Just when you thought NFL owners were going to pass a rule that actually made sense, they went ahead and shelved the proposal for a fourth and 15 offensive play in lieu of a traditional onside kick.

Ravens at Steelers Lloyd Fox/Baltimore Sun/Tribune News Service via Getty Images

During a virtual meeting on Thursday, NFL owners decided to shelve a proposal that would have paved the way for an alternative to the onside kick. The proposal, one which was first presented by the Eagles, would have allowed teams to attempt to convert a fourth and 15 play from their own 25-yard line following a score. Teams would have been permitted to try this play twice in regulation, whether they were ahead, behind or tied.

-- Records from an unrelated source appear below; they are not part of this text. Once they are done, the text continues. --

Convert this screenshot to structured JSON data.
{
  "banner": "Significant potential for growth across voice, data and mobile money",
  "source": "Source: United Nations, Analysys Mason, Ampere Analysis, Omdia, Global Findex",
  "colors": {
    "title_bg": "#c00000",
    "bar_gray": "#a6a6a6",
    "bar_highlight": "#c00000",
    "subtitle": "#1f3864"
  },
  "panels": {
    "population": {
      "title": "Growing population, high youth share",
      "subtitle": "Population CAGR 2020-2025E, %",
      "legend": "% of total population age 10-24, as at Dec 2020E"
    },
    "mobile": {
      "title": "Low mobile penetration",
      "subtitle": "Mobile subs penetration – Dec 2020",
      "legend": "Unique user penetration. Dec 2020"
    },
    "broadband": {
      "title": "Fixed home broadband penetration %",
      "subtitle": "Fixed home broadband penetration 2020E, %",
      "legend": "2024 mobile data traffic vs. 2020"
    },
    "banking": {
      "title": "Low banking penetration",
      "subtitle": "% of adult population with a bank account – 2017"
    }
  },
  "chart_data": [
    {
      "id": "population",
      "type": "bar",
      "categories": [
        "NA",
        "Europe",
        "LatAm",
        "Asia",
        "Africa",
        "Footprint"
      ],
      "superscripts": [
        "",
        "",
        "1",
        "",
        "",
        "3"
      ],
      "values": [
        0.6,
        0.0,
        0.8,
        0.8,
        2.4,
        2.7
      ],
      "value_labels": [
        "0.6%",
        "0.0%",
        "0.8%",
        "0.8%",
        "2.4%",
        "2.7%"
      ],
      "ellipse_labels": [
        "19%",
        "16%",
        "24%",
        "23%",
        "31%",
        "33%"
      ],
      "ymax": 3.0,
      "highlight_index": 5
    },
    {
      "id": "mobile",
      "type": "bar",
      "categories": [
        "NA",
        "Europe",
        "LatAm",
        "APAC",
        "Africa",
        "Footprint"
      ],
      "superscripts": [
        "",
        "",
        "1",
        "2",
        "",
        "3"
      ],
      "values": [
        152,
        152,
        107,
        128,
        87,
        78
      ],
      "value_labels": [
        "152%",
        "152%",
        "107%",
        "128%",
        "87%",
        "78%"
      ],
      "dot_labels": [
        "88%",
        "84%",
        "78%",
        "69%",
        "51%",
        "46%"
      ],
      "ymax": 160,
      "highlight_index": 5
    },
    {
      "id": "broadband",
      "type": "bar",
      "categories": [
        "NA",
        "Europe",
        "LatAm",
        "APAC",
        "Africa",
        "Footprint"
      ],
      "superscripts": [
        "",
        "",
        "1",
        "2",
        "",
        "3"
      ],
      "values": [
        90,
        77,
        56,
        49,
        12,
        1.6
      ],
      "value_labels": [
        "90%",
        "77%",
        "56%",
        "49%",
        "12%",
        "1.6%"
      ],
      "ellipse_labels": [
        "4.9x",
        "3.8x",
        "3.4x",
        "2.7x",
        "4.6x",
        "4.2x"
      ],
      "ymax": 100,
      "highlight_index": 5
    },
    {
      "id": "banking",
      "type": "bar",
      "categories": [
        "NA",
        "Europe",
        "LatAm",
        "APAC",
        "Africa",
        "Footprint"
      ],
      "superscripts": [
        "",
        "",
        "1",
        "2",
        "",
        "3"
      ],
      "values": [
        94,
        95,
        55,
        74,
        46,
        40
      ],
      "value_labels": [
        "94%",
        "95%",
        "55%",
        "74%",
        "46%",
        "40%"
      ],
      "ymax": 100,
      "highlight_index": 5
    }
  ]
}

In a league which has seen its share of convoluted, messy, and downright confusing rules and rules changes over the years— including the catch rule and using instant replay to determine pass interference— I thought the onside kick alternative would have been a really good change. For one thing, it wasn’t going to eliminate the traditional onside kick; teams could have attempted as many as they saw fit, something that would have kept the surprise onside kick in play.

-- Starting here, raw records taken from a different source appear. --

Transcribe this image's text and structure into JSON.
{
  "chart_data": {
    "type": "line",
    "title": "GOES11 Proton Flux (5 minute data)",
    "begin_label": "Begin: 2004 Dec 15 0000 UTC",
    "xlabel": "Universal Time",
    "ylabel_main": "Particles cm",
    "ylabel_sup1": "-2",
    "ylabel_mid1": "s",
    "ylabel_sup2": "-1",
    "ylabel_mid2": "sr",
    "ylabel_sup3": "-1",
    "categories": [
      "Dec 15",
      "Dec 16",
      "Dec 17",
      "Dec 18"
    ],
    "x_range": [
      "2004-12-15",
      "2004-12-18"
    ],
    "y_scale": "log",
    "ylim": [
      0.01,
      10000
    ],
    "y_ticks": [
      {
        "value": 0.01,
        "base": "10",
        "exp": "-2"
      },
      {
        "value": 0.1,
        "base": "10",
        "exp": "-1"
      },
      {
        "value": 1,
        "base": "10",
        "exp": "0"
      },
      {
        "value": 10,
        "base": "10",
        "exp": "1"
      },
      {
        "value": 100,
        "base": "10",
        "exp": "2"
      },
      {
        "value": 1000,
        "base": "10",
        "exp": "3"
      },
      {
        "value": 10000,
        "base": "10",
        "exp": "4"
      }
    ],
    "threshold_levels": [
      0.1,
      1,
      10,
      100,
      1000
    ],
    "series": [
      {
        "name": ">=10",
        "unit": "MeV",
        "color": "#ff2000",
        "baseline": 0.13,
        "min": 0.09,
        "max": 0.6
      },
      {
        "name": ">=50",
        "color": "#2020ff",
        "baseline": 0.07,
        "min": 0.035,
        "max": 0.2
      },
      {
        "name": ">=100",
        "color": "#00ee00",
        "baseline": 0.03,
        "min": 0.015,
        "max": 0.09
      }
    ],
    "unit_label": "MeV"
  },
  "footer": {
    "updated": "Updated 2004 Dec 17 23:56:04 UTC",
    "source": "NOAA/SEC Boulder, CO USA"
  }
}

Secondly, this alternative may have added excitement to the ends of games, especially since the success rate of onside kick recoveries dropped dramatically (11 of 109) after the NFL prohibited players from getting a running start beginning with the 2018 season.

Thirdly, unlike an onside kick which relies heavily on a lucky bounce or two, the fourth and 15 play would have been just that, an actual play. Not a gimmicky play, either— you could make an argument that the traditional onside kick is about as gimmicky as a football play can get— and when you have an actual play, that calls for real strategy for both the offense and defense.

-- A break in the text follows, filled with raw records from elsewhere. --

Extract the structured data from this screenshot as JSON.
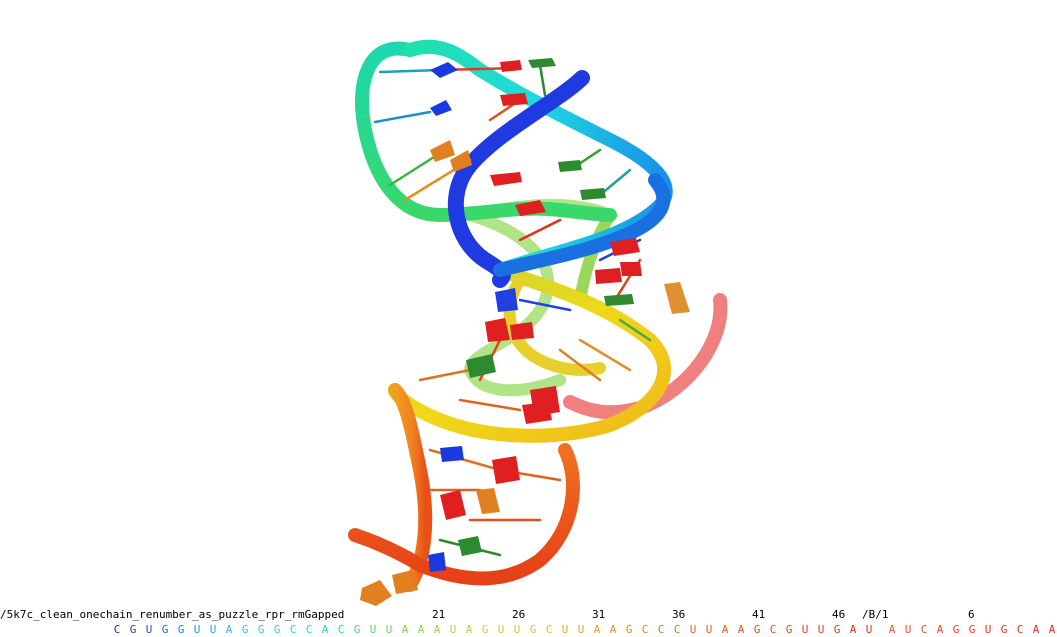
{
  "object_name": "/5k7c_clean_onechain_renumber_as_puzzle_rpr_rmGapped",
  "chain_b_name": "/B/1",
  "residue_numbers": [
    "21",
    "26",
    "31",
    "36",
    "41",
    "46"
  ],
  "chain_b_numbers": [
    "6"
  ],
  "chain_a_residues": [
    {
      "l": "C",
      "c": "#1a2bd6"
    },
    {
      "l": "G",
      "c": "#1a3fe0"
    },
    {
      "l": "U",
      "c": "#1a55e6"
    },
    {
      "l": "G",
      "c": "#1a6aea"
    },
    {
      "l": "G",
      "c": "#1a80ee"
    },
    {
      "l": "U",
      "c": "#1a95f0"
    },
    {
      "l": "U",
      "c": "#1aa8f0"
    },
    {
      "l": "A",
      "c": "#1abbee"
    },
    {
      "l": "G",
      "c": "#1accea"
    },
    {
      "l": "G",
      "c": "#1ad8e0"
    },
    {
      "l": "G",
      "c": "#1ae0d0"
    },
    {
      "l": "C",
      "c": "#1ae4bf"
    },
    {
      "l": "C",
      "c": "#1ae6ab"
    },
    {
      "l": "A",
      "c": "#1ae697"
    },
    {
      "l": "C",
      "c": "#22e585"
    },
    {
      "l": "G",
      "c": "#35e373"
    },
    {
      "l": "U",
      "c": "#4ae062"
    },
    {
      "l": "U",
      "c": "#5fdd55"
    },
    {
      "l": "A",
      "c": "#74da4a"
    },
    {
      "l": "A",
      "c": "#88d840"
    },
    {
      "l": "A",
      "c": "#9bd638"
    },
    {
      "l": "U",
      "c": "#add432"
    },
    {
      "l": "A",
      "c": "#bed22c"
    },
    {
      "l": "G",
      "c": "#cdd028"
    },
    {
      "l": "U",
      "c": "#dacd24"
    },
    {
      "l": "U",
      "c": "#e5c820"
    },
    {
      "l": "G",
      "c": "#ecc01e"
    },
    {
      "l": "C",
      "c": "#efb51c"
    },
    {
      "l": "U",
      "c": "#f0aa1a"
    },
    {
      "l": "U",
      "c": "#f0a01a"
    },
    {
      "l": "A",
      "c": "#f09618"
    },
    {
      "l": "A",
      "c": "#f08d18"
    },
    {
      "l": "G",
      "c": "#f08418"
    },
    {
      "l": "C",
      "c": "#ef7c18"
    },
    {
      "l": "C",
      "c": "#ee7418"
    },
    {
      "l": "C",
      "c": "#ed6d18"
    },
    {
      "l": "U",
      "c": "#ec6618"
    },
    {
      "l": "U",
      "c": "#eb6018"
    },
    {
      "l": "A",
      "c": "#ea5a18"
    },
    {
      "l": "A",
      "c": "#e95418"
    },
    {
      "l": "G",
      "c": "#e84f18"
    },
    {
      "l": "C",
      "c": "#e74a18"
    },
    {
      "l": "G",
      "c": "#e64518"
    },
    {
      "l": "U",
      "c": "#e54018"
    },
    {
      "l": "U",
      "c": "#e43b18"
    },
    {
      "l": "G",
      "c": "#e33718"
    },
    {
      "l": "A",
      "c": "#e23318"
    },
    {
      "l": "U",
      "c": "#e12f18"
    }
  ],
  "chain_b_residues": [
    {
      "l": "A",
      "c": "#e85a20"
    },
    {
      "l": "U",
      "c": "#e75520"
    },
    {
      "l": "C",
      "c": "#e65020"
    },
    {
      "l": "A",
      "c": "#e54b20"
    },
    {
      "l": "G",
      "c": "#e44620"
    },
    {
      "l": "G",
      "c": "#e34120"
    },
    {
      "l": "U",
      "c": "#e23c20"
    },
    {
      "l": "G",
      "c": "#e13820"
    },
    {
      "l": "C",
      "c": "#e03420"
    },
    {
      "l": "A",
      "c": "#df3020"
    },
    {
      "l": "A",
      "c": "#de2c20"
    }
  ],
  "colors": {
    "background": "#ffffff",
    "label": "#000000"
  }
}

Also, while the onside kick change may have increased a team’s chances of maintaining possession following a score, it wouldn’t have done so dramatically. As per, NFL teams converted two of seven fourth and 15 plays in 2019 (28.6 percent) and seven of 29 between 2015-2019 (24.1 percent). This might be a huge jump from the 11 percent coverage teams were converting on onside kick attempts the previous two seasons, but not such a huge jump that it would have emboldened coaches to attempt it more frequently in situations in-which they weren’t totally desperate.

For starters, not only would a failed attempt lead to an opponent getting the football at no worse than just inside the 40-yard line, once a team declared it was going for it, it couldn’t then decide to kickoff after an offensive penalty. In other words, if the offense was called for holding during the play, it would have been forced to try and convert a fourth and 25 from its own 15.

There were so many possibilities for this new rule, too.

Not only would it have given teams that were down by two scores late in a game more than a puncher’s chance of winning, it may have prevented games from getting totally out of hand before halftime.

In my opinion, the only major drawback with the new proposal was that offenses could have kept possession of the ball on defensive pass interference and holding plays. Totally fair? Perhaps not, but, again, it may have added some excitement to a play that was becoming more and more impossible to convert.

Oh well, we’ll have to see how many traditional onside kicks get recovered in 2020. This may be an accurate barometer for how willing NFL owners might be to approve the proposed alternative next offseason.